Assim se deu o fim do Acordo de Bretton Woods e volta dos papéis-moeda flutuantes (08 a 12/1971), onde Richard Nixon deu fim ao acordo e tornou as moedas fiduciárias como exclusivamente predominantes mundo afora, sendo agora, pela primeira vez, o dólar sem lastro algum.
Desta forma, papéis-moeda flutuantes (03/1973 a 09/2008) compuseram, durante décadas, o sistema monetário internacional. Possuía algumas características, como: a exclusividade de moedas fiduciárias (lastreadas em confiança no governo); blocos econômicos fixando taxas cambiais; reservas se tornando abundantes; empresas se beneficiando da desvalorização do dólar, o que barateou a exportação de produtos americanos e os encareceu internamente nos EUA (inflação alta para os consumidores americanos). Esta fase foi a nona e última fase vivida por Rothbard, que faleceu em 1995.
A última fase, analisada por Fernando Ulrich no posfácio, revela uma décima fase caracterizada por desvalorizações competitivas e políticas econômicas sem embasamento teórico. A crise do Subprime e a implementação do Quantitative Easing são abordadas como fenômenos contemporâneos que refletem a continuidade das práticas questionáveis no sistema financeiro mundial.

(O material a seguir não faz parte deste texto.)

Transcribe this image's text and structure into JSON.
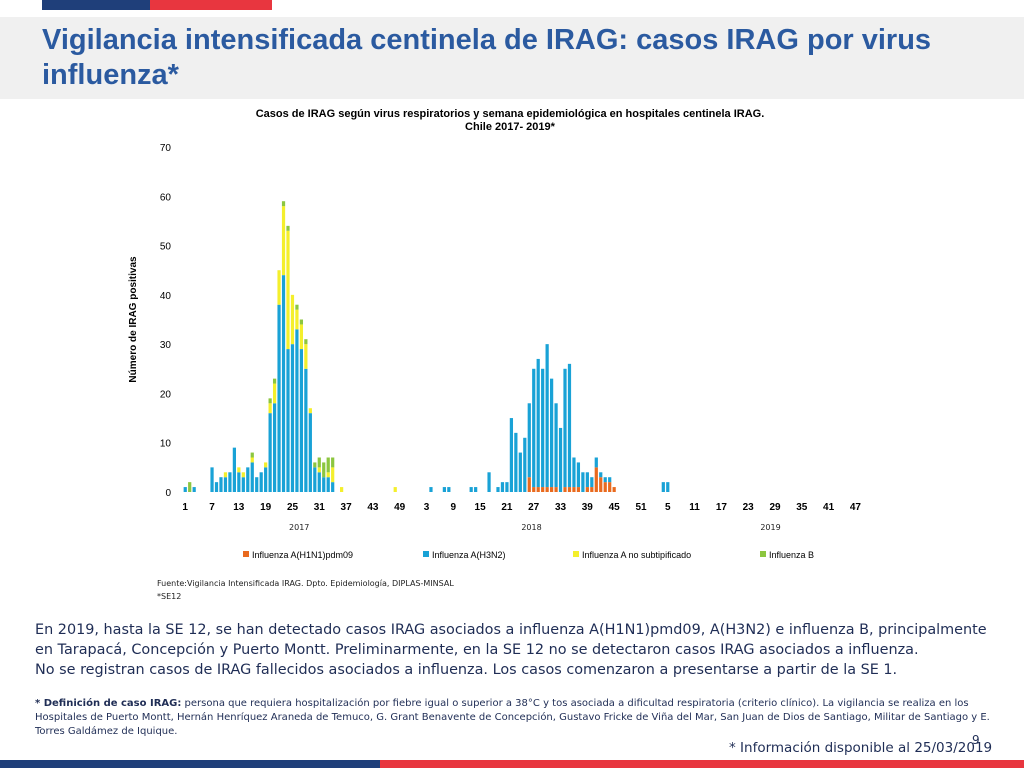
{
  "colors": {
    "navy": "#1f3f7a",
    "red": "#e8363f",
    "text_blue": "#1f2d55",
    "title_blue": "#2b5aa0",
    "h1n1": "#e96a1e",
    "h3n2": "#19a2d6",
    "no_subtype": "#f4ef2c",
    "flu_b": "#8cc63f"
  },
  "slide": {
    "title": "Vigilancia intensificada centinela de IRAG: casos IRAG por virus influenza*",
    "page_number": "9",
    "paragraph_1": "En 2019, hasta la SE 12, se han detectado casos IRAG asociados a influenza A(H1N1)pmd09, A(H3N2) e influenza B, principalmente en Tarapacá, Concepción y Puerto Montt. Preliminarmente, en la SE 12 no se detectaron casos IRAG asociados a influenza.",
    "paragraph_2": "No se registran casos de IRAG fallecidos asociados a influenza. Los casos comenzaron a presentarse a partir de la SE 1.",
    "definition_label": "* Definición de caso IRAG:",
    "definition_text": " persona que requiera hospitalización por fiebre igual o superior a 38°C y tos asociada a dificultad respiratoria (criterio clínico). La vigilancia se realiza en los Hospitales de Puerto Montt, Hernán Henríquez Araneda de Temuco, G. Grant Benavente de Concepción, Gustavo Fricke de Viña del Mar, San Juan de Dios de Santiago, Militar de Santiago y E. Torres Galdámez de Iquique.",
    "info_note": "* Información disponible al 25/03/2019"
  },
  "chart_data": {
    "type": "bar",
    "stacked": true,
    "title_line1": "Casos de IRAG según virus respiratorios y semana epidemiológica en hospitales centinela IRAG.",
    "title_line2": "Chile 2017- 2019*",
    "ylabel": "Número de IRAG positivas",
    "ylim": [
      0,
      70
    ],
    "yticks": [
      0,
      10,
      20,
      30,
      40,
      50,
      60,
      70
    ],
    "grid": false,
    "legend_position": "bottom",
    "x_tick_labels": [
      "1",
      "7",
      "13",
      "19",
      "25",
      "31",
      "37",
      "43",
      "49",
      "3",
      "9",
      "15",
      "21",
      "27",
      "33",
      "39",
      "45",
      "51",
      "5",
      "11",
      "17",
      "23",
      "29",
      "35",
      "41",
      "47"
    ],
    "x_tick_indices": [
      0,
      6,
      12,
      18,
      24,
      30,
      36,
      42,
      48,
      54,
      60,
      66,
      72,
      78,
      84,
      90,
      96,
      102,
      108,
      114,
      120,
      126,
      132,
      138,
      144,
      150
    ],
    "year_labels": [
      {
        "label": "2017",
        "index": 25.5
      },
      {
        "label": "2018",
        "index": 77.5
      },
      {
        "label": "2019",
        "index": 131
      }
    ],
    "total_weeks": 156,
    "series": [
      {
        "name": "Influenza A(H1N1)pdm09",
        "color": "#e96a1e",
        "values": [
          0,
          0,
          0,
          0,
          0,
          0,
          0,
          0,
          0,
          0,
          0,
          0,
          0,
          0,
          0,
          0,
          0,
          0,
          0,
          0,
          0,
          0,
          0,
          0,
          0,
          0,
          0,
          0,
          0,
          0,
          0,
          0,
          0,
          0,
          0,
          0,
          0,
          0,
          0,
          0,
          0,
          0,
          0,
          0,
          0,
          0,
          0,
          0,
          0,
          0,
          0,
          0,
          0,
          0,
          0,
          0,
          0,
          0,
          0,
          0,
          0,
          0,
          0,
          0,
          0,
          0,
          0,
          0,
          0,
          0,
          0,
          0,
          0,
          0,
          0,
          0,
          0,
          3,
          1,
          1,
          1,
          1,
          1,
          1,
          0,
          1,
          1,
          1,
          1,
          0,
          1,
          1,
          5,
          3,
          2,
          2,
          1,
          0,
          0,
          0,
          0,
          0,
          0,
          0,
          0,
          0,
          0,
          0,
          0,
          0,
          0,
          0,
          0,
          0,
          0,
          0,
          0,
          0,
          0,
          0,
          0,
          0,
          0,
          0,
          0,
          0,
          0,
          0,
          0,
          0,
          0,
          0,
          0,
          0,
          0,
          0,
          0,
          0,
          0,
          0,
          0,
          0,
          0,
          0,
          0,
          0,
          0,
          0,
          0,
          0,
          0,
          0,
          0,
          0,
          0,
          0
        ]
      },
      {
        "name": "Influenza A(H3N2)",
        "color": "#19a2d6",
        "values": [
          1,
          0,
          1,
          0,
          0,
          0,
          5,
          2,
          3,
          3,
          4,
          9,
          4,
          3,
          5,
          6,
          3,
          4,
          5,
          16,
          18,
          38,
          44,
          29,
          30,
          33,
          29,
          25,
          16,
          5,
          4,
          3,
          3,
          2,
          0,
          0,
          0,
          0,
          0,
          0,
          0,
          0,
          0,
          0,
          0,
          0,
          0,
          0,
          0,
          0,
          0,
          0,
          0,
          0,
          0,
          1,
          0,
          0,
          1,
          1,
          0,
          0,
          0,
          0,
          1,
          1,
          0,
          0,
          4,
          0,
          1,
          2,
          2,
          15,
          12,
          8,
          11,
          15,
          24,
          26,
          24,
          29,
          22,
          17,
          13,
          24,
          25,
          6,
          5,
          4,
          3,
          2,
          2,
          1,
          1,
          1,
          0,
          0,
          0,
          0,
          0,
          0,
          0,
          0,
          0,
          0,
          0,
          2,
          2,
          0,
          0,
          0,
          0,
          0,
          0,
          0,
          0,
          0,
          0,
          0,
          0,
          0,
          0,
          0,
          0,
          0,
          0,
          0,
          0,
          0,
          0,
          0,
          0,
          0,
          0,
          0,
          0,
          0,
          0,
          0,
          0,
          0,
          0,
          0,
          0,
          0,
          0,
          0,
          0,
          0,
          0,
          0,
          0,
          0,
          0,
          0
        ]
      },
      {
        "name": "Influenza A no subtipificado",
        "color": "#f4ef2c",
        "values": [
          0,
          0,
          0,
          0,
          0,
          0,
          0,
          0,
          0,
          1,
          0,
          0,
          1,
          1,
          0,
          1,
          0,
          0,
          1,
          2,
          4,
          7,
          14,
          24,
          10,
          4,
          5,
          5,
          1,
          0,
          1,
          0,
          1,
          3,
          0,
          1,
          0,
          0,
          0,
          0,
          0,
          0,
          0,
          0,
          0,
          0,
          0,
          1,
          0,
          0,
          0,
          0,
          0,
          0,
          0,
          0,
          0,
          0,
          0,
          0,
          0,
          0,
          0,
          0,
          0,
          0,
          0,
          0,
          0,
          0,
          0,
          0,
          0,
          0,
          0,
          0,
          0,
          0,
          0,
          0,
          0,
          0,
          0,
          0,
          0,
          0,
          0,
          0,
          0,
          0,
          0,
          0,
          0,
          0,
          0,
          0,
          0,
          0,
          0,
          0,
          0,
          0,
          0,
          0,
          0,
          0,
          0,
          0,
          0,
          0,
          0,
          0,
          0,
          0,
          0,
          0,
          0,
          0,
          0,
          0,
          0,
          0,
          0,
          0,
          0,
          0,
          0,
          0,
          0,
          0,
          0,
          0,
          0,
          0,
          0,
          0,
          0,
          0,
          0,
          0,
          0,
          0,
          0,
          0,
          0,
          0,
          0,
          0,
          0,
          0,
          0,
          0,
          0,
          0,
          0,
          0
        ]
      },
      {
        "name": "Influenza  B",
        "color": "#8cc63f",
        "values": [
          0,
          2,
          0,
          0,
          0,
          0,
          0,
          0,
          0,
          0,
          0,
          0,
          0,
          0,
          0,
          1,
          0,
          0,
          0,
          1,
          1,
          0,
          1,
          1,
          0,
          1,
          1,
          1,
          0,
          1,
          2,
          3,
          3,
          2,
          0,
          0,
          0,
          0,
          0,
          0,
          0,
          0,
          0,
          0,
          0,
          0,
          0,
          0,
          0,
          0,
          0,
          0,
          0,
          0,
          0,
          0,
          0,
          0,
          0,
          0,
          0,
          0,
          0,
          0,
          0,
          0,
          0,
          0,
          0,
          0,
          0,
          0,
          0,
          0,
          0,
          0,
          0,
          0,
          0,
          0,
          0,
          0,
          0,
          0,
          0,
          0,
          0,
          0,
          0,
          0,
          0,
          0,
          0,
          0,
          0,
          0,
          0,
          0,
          0,
          0,
          0,
          0,
          0,
          0,
          0,
          0,
          0,
          0,
          0,
          0,
          0,
          0,
          0,
          0,
          0,
          0,
          0,
          0,
          0,
          0,
          0,
          0,
          0,
          0,
          0,
          0,
          0,
          0,
          0,
          0,
          0,
          0,
          0,
          0,
          0,
          0,
          0,
          0,
          0,
          0,
          0,
          0,
          0,
          0,
          0,
          0,
          0,
          0,
          0,
          0,
          0,
          0,
          0,
          0,
          0,
          0
        ]
      }
    ],
    "footnote_source": "Fuente:Vigilancia Intensificada IRAG. Dpto. Epidemiología, DIPLAS-MINSAL",
    "footnote_cutoff": "*SE12"
  }
}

Bancos centrais imprimem o quanto for necessário, comprando ativos tóxicos de bancos insolventes, e provendo liquidez ao sistema. Estabelecem taxas de juros a 0, de modo que países tiveram que seguir esta tendência ou suas moedas se apreciariam muito, prejudicando suas exportações. De acordo com Ulrich, ainda vivemos na mãe de todas as bolhas: dívida soberana e promessas do governo.
Rothbard conclui o livro com uma reflexão sobre a coação governamental, afirmando que ela não produz ordem, mas sim conflito e caos, além de apontar o “plano final” dos governos e bancos. Já Ulrich conclui que lições não foram aprendidas.